This recipe is so similar to traditional naan bread that even the most diehard wheat-eaters will never guess it’s gluten-free! Soft and chewy, moist and flavorful, this bread is excellent as a wrap or as the traditional side to a spicy curry.
- 1 cup brown rice flour
- 1 cup sweet rice flour plus more for rolling
- 1 cup tapioca flour
- 1 tsp. salt
- 1 tsp. baking soda
- 1 tsp. xanthan gum
- 1 cup milk
- 2 Tbsp. honey
- 1/2 cup gluten-free sourdough starter
- 1 large egg
- Olive oil for drizzling over cooked breads
- In a medium bowl, whisk the flours, salt, baking soda, and xanthan gum. Make a well in the center of the dry ingredients for the milk, honey, gluten-free sourdough starter, and egg.
- Pour the wet ingredients into the well, whisk with a fork and then pull the dry ingredients into the wet. Once all of the dry ingredients have been hydrated, continue to mix the dough for at least two minutes. This can be done with the paddle attachment of a stand mixer or the dough can be kneaded with wet hands. Avoid adding additional flour while kneading.
- Brush the top of the dough with oil and cover tightly with plastic wrap or a tight-fitting lid.
- Allow to ferment for 6-18 hours, or until doubled. This dough can be prepared in the evening and allowed to ferment until the middle of the following day, if you prefer a longer fermentation period.
- Punch down the dough and divide it into eight equal pieces. The dough will be slightly sticky so flour your hands and a clean work surface with sweet rice flour.

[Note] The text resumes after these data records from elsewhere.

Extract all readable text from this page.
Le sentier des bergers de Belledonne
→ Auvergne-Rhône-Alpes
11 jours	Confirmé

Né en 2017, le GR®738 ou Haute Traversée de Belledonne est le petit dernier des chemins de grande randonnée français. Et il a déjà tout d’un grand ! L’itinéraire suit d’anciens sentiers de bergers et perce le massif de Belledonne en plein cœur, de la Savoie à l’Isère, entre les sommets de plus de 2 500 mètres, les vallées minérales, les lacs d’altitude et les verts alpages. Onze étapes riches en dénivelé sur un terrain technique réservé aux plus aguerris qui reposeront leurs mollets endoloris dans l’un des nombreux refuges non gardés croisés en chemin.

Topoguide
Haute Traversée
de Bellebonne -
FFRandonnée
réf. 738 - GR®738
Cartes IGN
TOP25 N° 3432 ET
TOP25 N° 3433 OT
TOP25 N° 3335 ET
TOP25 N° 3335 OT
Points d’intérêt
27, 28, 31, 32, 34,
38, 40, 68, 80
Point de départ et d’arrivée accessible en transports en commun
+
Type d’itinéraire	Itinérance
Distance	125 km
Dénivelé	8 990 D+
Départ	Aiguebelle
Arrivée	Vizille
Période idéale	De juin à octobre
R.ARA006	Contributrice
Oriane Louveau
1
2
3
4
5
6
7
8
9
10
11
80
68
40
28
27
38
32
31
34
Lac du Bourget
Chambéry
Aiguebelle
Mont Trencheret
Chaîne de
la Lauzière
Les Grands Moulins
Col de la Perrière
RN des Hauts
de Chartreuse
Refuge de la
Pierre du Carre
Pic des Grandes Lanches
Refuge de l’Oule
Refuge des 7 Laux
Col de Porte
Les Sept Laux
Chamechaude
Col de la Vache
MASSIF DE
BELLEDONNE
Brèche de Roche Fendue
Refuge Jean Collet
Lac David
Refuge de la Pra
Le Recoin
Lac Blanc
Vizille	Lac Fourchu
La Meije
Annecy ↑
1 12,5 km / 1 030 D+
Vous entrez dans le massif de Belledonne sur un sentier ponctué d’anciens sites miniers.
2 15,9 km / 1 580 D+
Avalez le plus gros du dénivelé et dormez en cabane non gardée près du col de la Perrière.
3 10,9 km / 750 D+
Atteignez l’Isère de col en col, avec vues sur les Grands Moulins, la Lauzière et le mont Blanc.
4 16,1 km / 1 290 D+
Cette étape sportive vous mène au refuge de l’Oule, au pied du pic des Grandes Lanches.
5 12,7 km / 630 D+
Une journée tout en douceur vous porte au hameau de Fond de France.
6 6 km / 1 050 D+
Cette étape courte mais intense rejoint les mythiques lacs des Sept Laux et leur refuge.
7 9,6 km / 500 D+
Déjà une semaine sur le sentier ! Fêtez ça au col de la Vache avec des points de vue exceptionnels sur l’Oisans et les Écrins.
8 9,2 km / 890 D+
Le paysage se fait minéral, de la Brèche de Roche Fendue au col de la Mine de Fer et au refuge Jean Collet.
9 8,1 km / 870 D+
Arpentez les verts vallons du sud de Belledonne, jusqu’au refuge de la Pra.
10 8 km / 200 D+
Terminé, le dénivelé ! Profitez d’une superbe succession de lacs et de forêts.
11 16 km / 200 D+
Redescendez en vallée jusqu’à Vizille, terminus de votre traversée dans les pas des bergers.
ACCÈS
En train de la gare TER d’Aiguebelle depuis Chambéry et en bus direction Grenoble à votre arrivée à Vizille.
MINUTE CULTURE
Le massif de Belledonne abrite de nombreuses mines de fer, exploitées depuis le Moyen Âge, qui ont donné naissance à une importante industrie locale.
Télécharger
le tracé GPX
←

- Preheat a griddle or heavy skillet over medium heat until very hot. Sprinkle sticky dough balls with additional flour, if needed, and roll them out to approximately 1/16 inch thickness. They can be rolled into a circle or the traditional oval shape of naan bread.
- Carefully transfer rolled naan to preheated griddle and cook for 2-4 minutes on the first side or until the top has bubbled up and the bottom and edges have started to brown. Flip and cook an additional 2-3 minutes. Remove to a clean cloth or paper towel. Drizzle cooked bread with olive oil and repeat with remaining naan dough.
- Serve warm with a curry, stew, or as a wrap for your favorite fillings.
Any leftovers should be sealed in an airtight container and warmed briefly on a hot griddle before reserving.